I’ve still not got the hang of that Vulcan Mind-Meld, but the TV seems to work fine without it.

2.

“This is the day that the world came together to fight back against the global recession,” said Gordon Brown after the G20 summit.

It was also the day that the new President of the United States stepped onto the world stage for the first time.

I must say I’m sceptical. I’m sceptical about the G20 and I’m sceptical about President Obama.

The reason I’m sceptical about the G20 is that, despite the widening of the circle from the previous G7 or G8, it was still an incredibly narrow platform from which to make decisions that will effect the lives of 6.7 billion people.

It wasn’t really the world coming together to fight the global recession, it was twenty politicians from the richest nations, some of whom, including Gordon Brown, were responsible for creating the mess in the first place.

The sight of Saudi princes amongst their number was particularly revealing.

Saudi Arabia is one of the most corrupt and repressive nations on the planet. So while some of the democratic leaders were there – at least nominally – to represent the interests of their electorate, the Saudi royal family were there to represent the interests of no one but the Saudi royal family.

As for Barack Obama, he is clearly much more intelligent than his predecessor, much more laid-back and charming. But then that’s not saying very much.

The whole world has pinned so much hope on the figure of this one man, but on what basis exactly?

That he is the first black President of the United States, as if the lack of precedent tells us anything.

Colin Powell was the first black Secretary of State, and he led the United States into an illegal war, while Condoleeza Rice – also black, and a women too – continued by launching a whole raft of aggressive interventions around the world.

Margaret Thatcher was the first British woman Prime Minister. Where did that get us exactly?

Neither race nor sex have anything to do with it. What matters is the intention.

We have yet to find out what Barack Obama’s might be.

3.

Aren’t you dead yet?

By the time you read this you will have received the government pamphlet about swine flu. You will also have seen the avalanche of media reports on the subject.

The way they’ve been going on you’d think there were bodies piling up in the streets while ghostly figures roamed around ringing bells, calling, “bring out your dead, bring out your dead.”

Some people are justifiably scared.

It might help if we got some of the terminology clear. What’s the difference between a “pandemic” and an “epidemic”? An epidemic is when a disease effects a large percentage of the population. A pandemic is an epidemic which is wide-spread geographically.

At the time of writing there were approaching two thousand cases world-wide, and 30 fatalities.

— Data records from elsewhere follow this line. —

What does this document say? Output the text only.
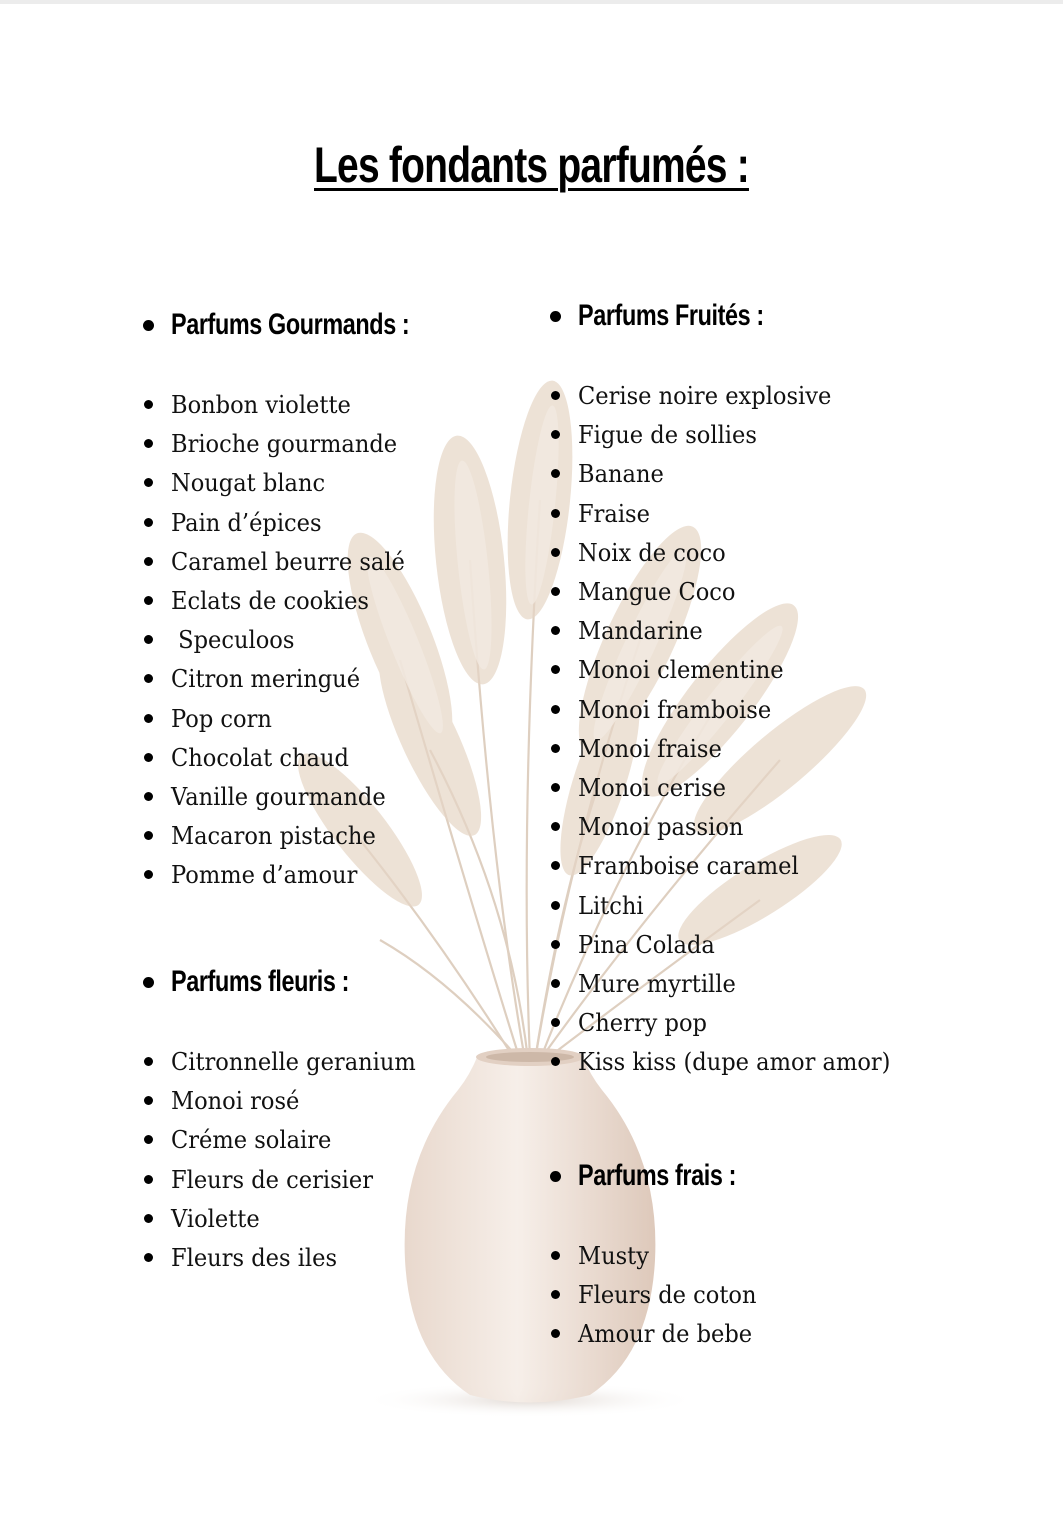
Les fondants parfumés :
Parfums Gourmands :
Bonbon violette
Brioche gourmande
Nougat blanc
Pain d’épices
Caramel beurre salé
Eclats de cookies
Speculoos
Citron meringué
Pop corn
Chocolat chaud
Vanille gourmande
Macaron pistache
Pomme d’amour
Parfums fleuris :
Citronnelle geranium
Monoi rosé
Créme solaire
Fleurs de cerisier
Violette
Fleurs des iles
Parfums Fruités :
Cerise noire explosive
Figue de sollies
Banane
Fraise
Noix de coco
Mangue Coco
Mandarine
Monoi clementine
Monoi framboise
Monoi fraise
Monoi cerise
Monoi passion
Framboise caramel
Litchi
Pina Colada
Mure myrtille
Cherry pop
Kiss kiss (dupe amor amor)
Parfums frais :
Musty
Fleurs de coton
Amour de bebe
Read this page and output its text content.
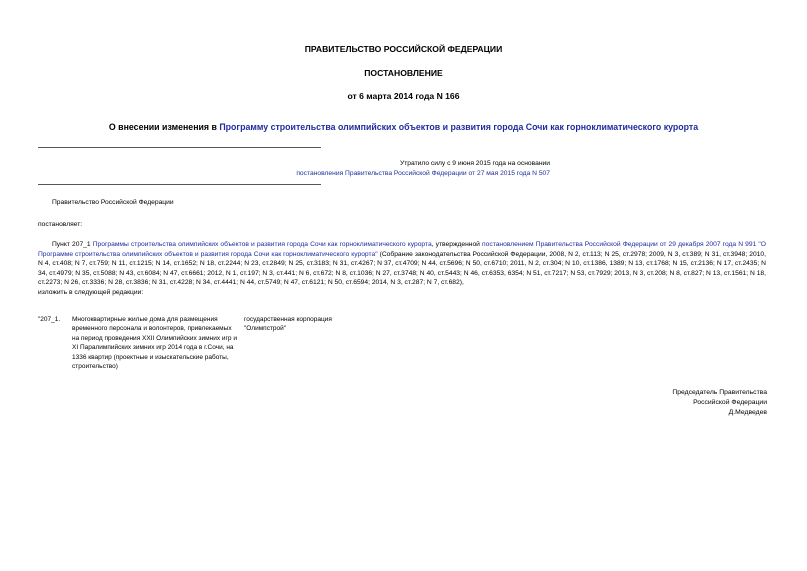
ПРАВИТЕЛЬСТВО РОССИЙСКОЙ ФЕДЕРАЦИИ
ПОСТАНОВЛЕНИЕ
от 6 марта 2014 года N 166
О внесении изменения в Программу строительства олимпийских объектов и развития города Сочи как горноклиматического курорта
Утратило силу с 9 июня 2015 года на основании
постановления Правительства Российской Федерации от 27 мая 2015 года N 507
Правительство Российской Федерации
постановляет:
Пункт 207_1 Программы строительства олимпийских объектов и развития города Сочи как горноклиматического курорта, утвержденной постановлением Правительства Российской Федерации от 29 декабря 2007 года N 991 "О Программе строительства олимпийских объектов и развития города Сочи как горноклиматического курорта" (Собрание законодательства Российской Федерации, 2008, N 2, ст.113; N 25, ст.2978; 2009, N 3, ст.389; N 31, ст.3948; 2010, N 4, ст.408; N 7, ст.759; N 11, ст.1215; N 14, ст.1652; N 18, ст.2244; N 23, ст.2849; N 25, ст.3183; N 31, ст.4267; N 37, ст.4709; N 44, ст.5696; N 50, ст.6710; 2011, N 2, ст.304; N 10, ст.1386, 1389; N 13, ст.1768; N 15, ст.2136; N 17, ст.2435; N 34, ст.4979; N 35, ст.5088; N 43, ст.6084; N 47, ст.6661; 2012, N 1, ст.197; N 3, ст.441; N 6, ст.672; N 8, ст.1036; N 27, ст.3748; N 40, ст.5443; N 46, ст.6353, 6354; N 51, ст.7217; N 53, ст.7929; 2013, N 3, ст.208; N 8, ст.827; N 13, ст.1561; N 18, ст.2273; N 26, ст.3336; N 28, ст.3836; N 31, ст.4228; N 34, ст.4441; N 44, ст.5749; N 47, ст.6121; N 50, ст.6594; 2014, N 3, ст.287; N 7, ст.682),
изложить в следующей редакции:
"207_1.	Многоквартирные жилые дома для размещения временного персонала и волонтеров, привлекаемых на период проведения XXII Олимпийских зимних игр и XI Паралимпийских зимних игр 2014 года в г.Сочи, на 1336 квартир (проектные и изыскательские работы, строительство)
государственная корпорация "Олимпстрой"
Председатель Правительства
Российской Федерации
Д.Медведев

I’ve just tried to work out what that would be as a percentage of the world’s population, but my calculator doesn’t have enough room for all the noughts. Let’s just say it is so miniscule as to be statistically irrelevant.

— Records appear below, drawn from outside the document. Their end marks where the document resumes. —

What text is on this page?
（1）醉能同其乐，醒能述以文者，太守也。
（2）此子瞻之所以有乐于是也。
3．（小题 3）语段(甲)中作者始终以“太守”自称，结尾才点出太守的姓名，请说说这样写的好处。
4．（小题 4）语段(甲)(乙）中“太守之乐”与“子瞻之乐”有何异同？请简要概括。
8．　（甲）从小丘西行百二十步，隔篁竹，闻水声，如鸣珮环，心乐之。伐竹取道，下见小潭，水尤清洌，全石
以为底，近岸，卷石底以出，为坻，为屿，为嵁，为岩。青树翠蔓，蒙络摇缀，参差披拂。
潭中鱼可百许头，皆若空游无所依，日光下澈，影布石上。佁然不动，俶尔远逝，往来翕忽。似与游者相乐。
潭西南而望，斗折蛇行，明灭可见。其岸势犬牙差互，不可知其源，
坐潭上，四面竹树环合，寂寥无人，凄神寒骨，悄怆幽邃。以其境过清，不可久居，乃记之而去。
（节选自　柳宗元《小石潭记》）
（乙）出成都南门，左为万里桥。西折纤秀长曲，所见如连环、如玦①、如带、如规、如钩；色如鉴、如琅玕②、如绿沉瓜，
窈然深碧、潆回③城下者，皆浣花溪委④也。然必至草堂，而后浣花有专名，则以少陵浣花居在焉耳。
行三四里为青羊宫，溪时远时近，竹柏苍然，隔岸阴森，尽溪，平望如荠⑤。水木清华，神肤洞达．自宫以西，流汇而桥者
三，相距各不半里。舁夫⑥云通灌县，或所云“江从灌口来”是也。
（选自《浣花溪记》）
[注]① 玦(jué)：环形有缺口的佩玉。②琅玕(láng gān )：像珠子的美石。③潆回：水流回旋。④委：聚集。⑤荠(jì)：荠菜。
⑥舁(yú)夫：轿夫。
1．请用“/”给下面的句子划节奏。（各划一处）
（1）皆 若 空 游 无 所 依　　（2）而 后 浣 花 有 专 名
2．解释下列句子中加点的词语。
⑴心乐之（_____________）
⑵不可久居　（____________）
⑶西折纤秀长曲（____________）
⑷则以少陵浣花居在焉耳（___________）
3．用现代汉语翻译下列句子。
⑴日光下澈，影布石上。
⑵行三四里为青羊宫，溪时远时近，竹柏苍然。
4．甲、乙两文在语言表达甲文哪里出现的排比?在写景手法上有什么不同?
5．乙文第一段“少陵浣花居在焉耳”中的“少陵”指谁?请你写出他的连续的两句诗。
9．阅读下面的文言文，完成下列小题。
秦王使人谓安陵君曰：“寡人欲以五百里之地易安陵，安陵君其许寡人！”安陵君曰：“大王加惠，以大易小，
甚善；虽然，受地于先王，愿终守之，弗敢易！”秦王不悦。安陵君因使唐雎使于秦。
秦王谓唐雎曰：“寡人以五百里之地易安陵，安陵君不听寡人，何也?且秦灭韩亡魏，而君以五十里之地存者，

This is nothing like a “pandemic”. More people die falling over while tying their shoelaces.

Some version of this story seems to pop up every year. If it’s not swine flu it’s bird flu. If it’s not bird flu it’s SARS.

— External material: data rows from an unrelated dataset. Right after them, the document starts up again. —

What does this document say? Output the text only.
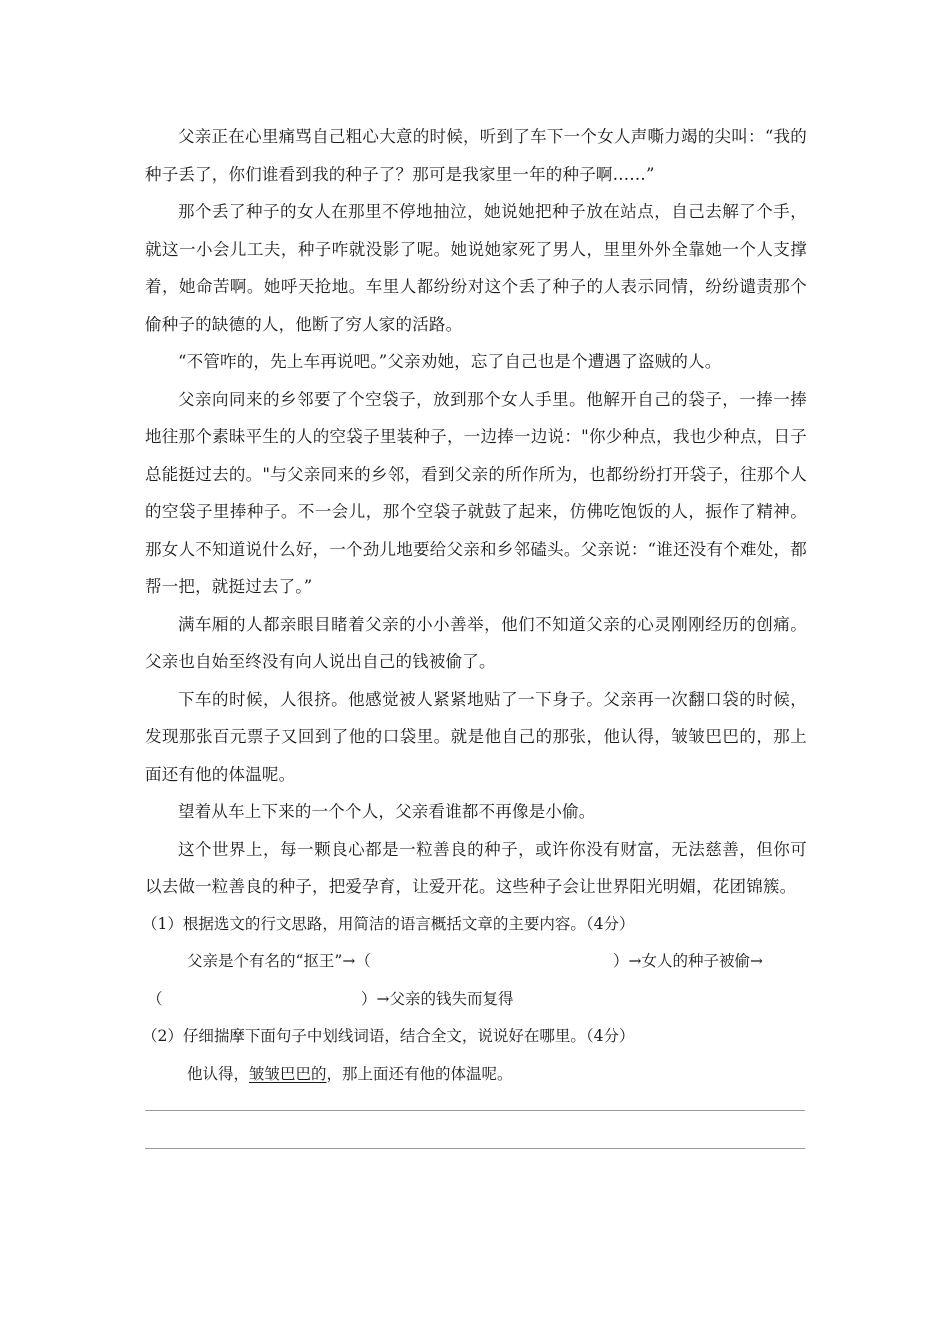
父亲正在心里痛骂自己粗心大意的时候，听到了车下一个女人声嘶力竭的尖叫：“我的种子丢了，你们谁看到我的种子了？那可是我家里一年的种子啊……”

那个丢了种子的女人在那里不停地抽泣，她说她把种子放在站点，自己去解了个手，就这一小会儿工夫，种子咋就没影了呢。她说她家死了男人，里里外外全靠她一个人支撑着，她命苦啊。她呼天抢地。车里人都纷纷对这个丢了种子的人表示同情，纷纷谴责那个偷种子的缺德的人，他断了穷人家的活路。

“不管咋的，先上车再说吧。”父亲劝她，忘了自己也是个遭遇了盗贼的人。

父亲向同来的乡邻要了个空袋子，放到那个女人手里。他解开自己的袋子，一捧一捧地往那个素昧平生的人的空袋子里装种子，一边捧一边说："你少种点，我也少种点，日子总能挺过去的。"与父亲同来的乡邻，看到父亲的所作所为，也都纷纷打开袋子，往那个人的空袋子里捧种子。不一会儿，那个空袋子就鼓了起来，仿佛吃饱饭的人，振作了精神。那女人不知道说什么好，一个劲儿地要给父亲和乡邻磕头。父亲说：“谁还没有个难处，都帮一把，就挺过去了。”

满车厢的人都亲眼目睹着父亲的小小善举，他们不知道父亲的心灵刚刚经历的创痛。父亲也自始至终没有向人说出自己的钱被偷了。

下车的时候，人很挤。他感觉被人紧紧地贴了一下身子。父亲再一次翻口袋的时候，发现那张百元票子又回到了他的口袋里。就是他自己的那张，他认得，皱皱巴巴的，那上面还有他的体温呢。

望着从车上下来的一个个人，父亲看谁都不再像是小偷。

这个世界上，每一颗良心都是一粒善良的种子，或许你没有财富，无法慈善，但你可以去做一粒善良的种子，把爱孕育，让爱开花。这些种子会让世界阳光明媚，花团锦簇。

（1）根据选文的行文思路，用简洁的语言概括文章的主要内容。（4分）

父亲是个有名的“抠王”→（	）→女人的种子被偷→
（	）→父亲的钱失而复得

（2）仔细揣摩下面句子中划线词语，结合全文，说说好在哪里。（4分）

他认得，皱皱巴巴的，那上面还有他的体温呢。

The problem is that the World Health Organisation has cried wolf so often now that if ever a real pandemic were to break out we wouldn’t believe them.

Some people with a conspiratorial bent are saying it is a media-led scare story designed to take our minds off the unravelling of the banking system, or the on-going danger of global warming.

The difference is, of course, that these crises are entirely man-made.

It’s as if, in contemplating our future as a species, we would rather blame our problems on some outside force rather than the human greed, mismanagement and incompetence that are the real threats to our future.

Meanwhile the first couple to contract the illness in the UK have signed up Max Clifford as their press agent, which tells you a lot about the real nature of this disease.

It’s a world-wide epidemic of media hysteria.